Tuesday, March 25, 2008

Why Do You Keep Calling Me Gary?

Way back, way back, way back, when Howiees on Front was still Stuffs. So far back that it was just a market and deli. You could get a pastrami on rye, kleenex, a candy bar, and your choice of over 100 beers. The only problem was you couldn't drink the beer on the premises. If you'd peek behind the office door you would find a 10x10 foot room with anywhere from 6 to 10 people, joking and enjoying a cold beer. Every now and then the owners would get a temporary permit, plan a party, bring in a band and a couple of kegs and the place would go hog wild.

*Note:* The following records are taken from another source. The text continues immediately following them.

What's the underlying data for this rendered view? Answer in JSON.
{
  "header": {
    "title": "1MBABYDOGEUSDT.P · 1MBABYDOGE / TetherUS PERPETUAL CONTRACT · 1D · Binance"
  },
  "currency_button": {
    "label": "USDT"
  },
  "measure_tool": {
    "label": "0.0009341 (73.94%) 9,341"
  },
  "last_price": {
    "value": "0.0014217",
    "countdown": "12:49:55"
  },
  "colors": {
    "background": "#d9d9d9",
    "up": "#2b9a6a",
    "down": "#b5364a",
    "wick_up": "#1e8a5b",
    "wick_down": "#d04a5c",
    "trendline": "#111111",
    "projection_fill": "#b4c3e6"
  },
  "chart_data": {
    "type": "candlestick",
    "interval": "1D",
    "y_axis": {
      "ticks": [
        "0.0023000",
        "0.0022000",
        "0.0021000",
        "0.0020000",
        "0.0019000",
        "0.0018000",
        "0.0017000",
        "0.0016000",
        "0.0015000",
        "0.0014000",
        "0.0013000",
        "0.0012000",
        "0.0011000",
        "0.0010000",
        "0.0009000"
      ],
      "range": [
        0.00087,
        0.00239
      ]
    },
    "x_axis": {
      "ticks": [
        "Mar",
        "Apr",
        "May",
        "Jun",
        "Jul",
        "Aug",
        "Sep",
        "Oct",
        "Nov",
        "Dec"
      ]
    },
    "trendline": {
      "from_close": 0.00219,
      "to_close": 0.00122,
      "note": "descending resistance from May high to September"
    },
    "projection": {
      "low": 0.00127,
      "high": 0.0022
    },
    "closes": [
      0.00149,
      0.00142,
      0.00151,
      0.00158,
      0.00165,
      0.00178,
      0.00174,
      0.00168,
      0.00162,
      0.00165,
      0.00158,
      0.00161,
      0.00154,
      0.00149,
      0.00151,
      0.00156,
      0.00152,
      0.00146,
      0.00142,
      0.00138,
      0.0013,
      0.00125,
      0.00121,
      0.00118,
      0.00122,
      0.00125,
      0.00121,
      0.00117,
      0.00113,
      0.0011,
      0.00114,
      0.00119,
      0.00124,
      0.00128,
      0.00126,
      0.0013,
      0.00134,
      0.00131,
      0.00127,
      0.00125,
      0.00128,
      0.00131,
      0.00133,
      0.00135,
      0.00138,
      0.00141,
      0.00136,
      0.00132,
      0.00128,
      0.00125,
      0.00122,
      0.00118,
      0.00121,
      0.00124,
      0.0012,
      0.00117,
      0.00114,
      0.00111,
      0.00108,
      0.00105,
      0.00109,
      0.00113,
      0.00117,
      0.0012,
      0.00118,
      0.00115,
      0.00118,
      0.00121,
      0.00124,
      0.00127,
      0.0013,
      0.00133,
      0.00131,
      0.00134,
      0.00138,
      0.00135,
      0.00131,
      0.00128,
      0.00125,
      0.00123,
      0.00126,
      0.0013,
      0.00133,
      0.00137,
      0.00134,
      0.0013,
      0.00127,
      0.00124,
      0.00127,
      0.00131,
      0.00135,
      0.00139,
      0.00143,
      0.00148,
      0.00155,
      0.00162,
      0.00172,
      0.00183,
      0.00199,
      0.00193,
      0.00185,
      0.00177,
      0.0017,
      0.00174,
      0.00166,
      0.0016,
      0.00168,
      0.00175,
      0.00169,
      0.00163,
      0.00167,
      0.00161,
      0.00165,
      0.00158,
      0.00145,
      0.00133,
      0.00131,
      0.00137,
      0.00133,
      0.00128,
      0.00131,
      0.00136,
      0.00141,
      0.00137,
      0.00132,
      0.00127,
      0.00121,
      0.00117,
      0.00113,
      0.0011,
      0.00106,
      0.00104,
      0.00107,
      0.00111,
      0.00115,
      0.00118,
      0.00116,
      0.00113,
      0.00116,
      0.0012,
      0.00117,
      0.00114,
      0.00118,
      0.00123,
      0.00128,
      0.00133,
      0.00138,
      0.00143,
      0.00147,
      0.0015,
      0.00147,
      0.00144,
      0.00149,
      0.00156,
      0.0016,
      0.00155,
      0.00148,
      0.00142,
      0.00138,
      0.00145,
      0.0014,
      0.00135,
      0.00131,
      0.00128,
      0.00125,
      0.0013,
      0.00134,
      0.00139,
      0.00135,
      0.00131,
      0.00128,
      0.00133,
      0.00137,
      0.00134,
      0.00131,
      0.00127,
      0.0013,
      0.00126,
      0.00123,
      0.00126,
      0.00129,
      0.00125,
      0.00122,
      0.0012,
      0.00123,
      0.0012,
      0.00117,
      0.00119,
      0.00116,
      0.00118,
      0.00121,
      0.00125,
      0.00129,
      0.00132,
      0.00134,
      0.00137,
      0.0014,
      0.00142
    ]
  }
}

For one party I was asked to make sure that no one got out of line, took beer outside, whatever. This was before I became a jaded soul and could diffuse situations with a few words and a friendly smile. Back when King Kosher and the Baby Dills were the hottest band in town, and the times were always good. I guess I can only blame myself, for I was the one that brought the poison into the group. Yet how was I to know that someone I considered to be a friend was to ingest it?

Anywho, towards the end of the nite this guy comes up, wants to pay his $5.00, get his two beers that comes with price of admission and split. He introduces himself as Gary middle name, last name, from Texas. So as we're packing up Gary is nursing his beer. Not yet done with his first, his second was poured and he was told that he had about 20 -30 minutes to drink up. In due time we were all ready to go...all except for Gary. Just into his second beer he was told he had to leave. Well out comes the Texan, and the "I paid for this beer blah blah blah", so despite the laws he was allowed to take his beer with him. All is right with the world.

Or was it? Gary made it as far as the middle of the road when he turned around and started yelling. Barry, one of the owners at the time, tries to calm the situation. "Gary, jsut take your beer and go. Isn't that what you wanted?" Then Gary in an inebriated stance, extending his arms, bending forward at the waist cries out "WHY DO YOU KEEP CALLING ME GARY?"
"Whats your name" I asked.
"Gary something something from Texas."
"Thats why we keep calling you Gary!"

It may not seem like much, but it still brings a smile to my face.

1 comment:

jill or jay said...

I love the video bar. One really needs to indulge the "bar" aspect and pour a nice cold one before they sit down to watch.